Der neue Steam Controller steht kurz vor seinem Release, und ein vorzeitig durchgesickertes Review des YouTubers Techy Talk liefert nun handfeste Fakten zum Gerät. Laut der geleakten Videoanalyse wird Valve das Eingabegerät zu einem Preis von 99 US-Dollar auf den Markt bringen. Damit positioniert sich das Gadget 25 US-Dollar über dem aktuellen Preis eines Sony DualSense, verspricht jedoch laut dem Reviewer eine deutlich höhere Funktionalität für PC-Nutzer, die eine All-in-One-Lösung für Gaming und Navigation suchen.
Technisch betrachtet ist das auffälligste Merkmal die überarbeitete Trackpad-Einheit. Diese ermöglichen eine präzise Cursor-Steuerung, die laut Techy Talk eine intuitive Maus-Alternative vom Sofa aus bietet. Besonders interessant: Die Trackpads unterstützen eine simulierte Trackball-Funktion, die durch Wischbewegungen ein natürliches Momentum erzeugt. Dennoch stellt das Review klar, dass dieser neue Steam Controller trotz technischer Finesse in hochkompetitiven Titeln wie Shootern oder MOBAs die Präzision einer dedizierten Maus nicht vollständig ersetzen kann.

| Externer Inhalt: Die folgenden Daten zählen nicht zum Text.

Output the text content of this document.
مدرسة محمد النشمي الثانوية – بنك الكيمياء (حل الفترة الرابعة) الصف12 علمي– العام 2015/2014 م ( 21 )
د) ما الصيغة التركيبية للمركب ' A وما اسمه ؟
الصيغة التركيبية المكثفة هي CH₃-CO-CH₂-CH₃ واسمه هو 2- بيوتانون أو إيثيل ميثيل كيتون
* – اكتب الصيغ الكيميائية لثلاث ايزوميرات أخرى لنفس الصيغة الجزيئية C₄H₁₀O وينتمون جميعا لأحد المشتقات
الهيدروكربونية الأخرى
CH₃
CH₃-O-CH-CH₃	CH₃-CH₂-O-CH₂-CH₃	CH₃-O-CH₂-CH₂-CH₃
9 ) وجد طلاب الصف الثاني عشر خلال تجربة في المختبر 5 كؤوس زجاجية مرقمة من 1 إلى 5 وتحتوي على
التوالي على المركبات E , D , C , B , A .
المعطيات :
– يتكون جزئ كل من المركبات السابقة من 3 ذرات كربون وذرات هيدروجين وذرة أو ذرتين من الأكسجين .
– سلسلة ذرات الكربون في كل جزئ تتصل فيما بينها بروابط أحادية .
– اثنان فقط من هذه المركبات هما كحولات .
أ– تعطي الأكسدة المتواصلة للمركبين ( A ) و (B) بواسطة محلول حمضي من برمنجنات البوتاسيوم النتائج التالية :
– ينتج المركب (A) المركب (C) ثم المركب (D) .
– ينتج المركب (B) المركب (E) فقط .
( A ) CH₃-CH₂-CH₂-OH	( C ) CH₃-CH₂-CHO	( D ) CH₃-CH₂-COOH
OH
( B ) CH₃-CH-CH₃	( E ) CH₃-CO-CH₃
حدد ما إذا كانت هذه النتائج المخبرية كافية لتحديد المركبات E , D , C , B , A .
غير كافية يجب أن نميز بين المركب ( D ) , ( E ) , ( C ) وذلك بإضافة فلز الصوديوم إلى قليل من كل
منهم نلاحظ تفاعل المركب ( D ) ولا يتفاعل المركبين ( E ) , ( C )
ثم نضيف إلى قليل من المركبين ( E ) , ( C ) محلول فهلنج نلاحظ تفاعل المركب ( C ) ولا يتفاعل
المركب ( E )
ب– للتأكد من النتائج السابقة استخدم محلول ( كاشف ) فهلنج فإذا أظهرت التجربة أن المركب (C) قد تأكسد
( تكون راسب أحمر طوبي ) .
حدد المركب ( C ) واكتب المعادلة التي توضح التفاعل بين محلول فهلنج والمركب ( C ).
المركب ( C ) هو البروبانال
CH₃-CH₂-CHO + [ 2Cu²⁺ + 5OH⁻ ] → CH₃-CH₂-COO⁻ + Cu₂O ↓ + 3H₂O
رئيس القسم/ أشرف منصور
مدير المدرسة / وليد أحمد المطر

Unter der Haube setzt Valve auf zukunftssichere Hardware-Komponenten. Ein technisches Highlight sind die Thumbsticks, die auf TMR-Sensing-Technologie (Tunneling Magnetoresistance) basieren. Diese sind mechanisch immun gegen die gefürchteten „Dead Zones“, die bei klassischen analogen Potentiometern mit der Zeit fast unvermeidlich sind. Ergänzt wird das Setup durch eine Sechs-Achsen-Gyroskop-Steuerung und vier rückseitige Grip-Tasten. Das mitgelieferte Zubehör, ein kabelloser Dongle, der gleichzeitig als magnetische Ladestation fungiert, zeugt von einem durchdachten Produktdesign.
Trotz der genannten Vorzüge bleibt das Gerät nicht frei von Kritik. Der Reviewer bemängelt das Fehlen von Hair-Trigger-Modi, das Fehlen von mechanischen Mikroschaltern bei den Buttons sowie die fest verbaute Batterie. Auch auf einen 3,5-mm-Klinkenanschluss für Audio verzichtet Valve bei diesem Modell, was in der aktuellen Controller-Generation durchaus auffällt. Zudem wurde die Oberflächenbeschaffenheit aus rauem Kunststoff als teilweise rutschig beschrieben. Dennoch übertrifft das Modell in der Gesamteinschätzung den 2015 veröffentlichten Vorgänger deutlich.
Die Veröffentlichung scheint unabhängig von Valves weiteren Hardware-Plänen zu geschehen. Ursprünglich wurde vermutet, dass der Controller zeitgleich mit einer neuen Steam Machine und dem Steam Frame erscheinen würde. Aufgrund anhaltender Engpässe bei Arbeitsspeicher und Storage-Komponenten wurden diese Projekte jedoch verzögert. Valve scheint sich nun strategisch dazu entschieden zu haben, den Controller vorab in den Markt zu bringen, anstatt die Produktion künstlich durch die Engpässe anderer Gerätegruppen zu bremsen.
Wer auf der Suche nach einem reinen Präzisionswerkzeug für E-Sports ist, wird sicher weiterhin bei der Kombination aus Maus und mechanischer Tastatur bleiben. Für den anspruchsvollen PC-Spieler, der Wert auf innovative Eingabemethoden und eine langlebige TMR-Stick-Architektur legt, könnte dieser neue Steam Controller jedoch die technologisch spannendste Peripherie-Ankündigung des Jahres werden. Ob die breite Nutzerschaft den Preis von 99 Dollar für die gebotene Funktionalität akzeptieren wird, bleibt abzuwarten – technisch gesehen liefert Valve hier definitiv mehr als nur ein kosmetisches Upgrade ab.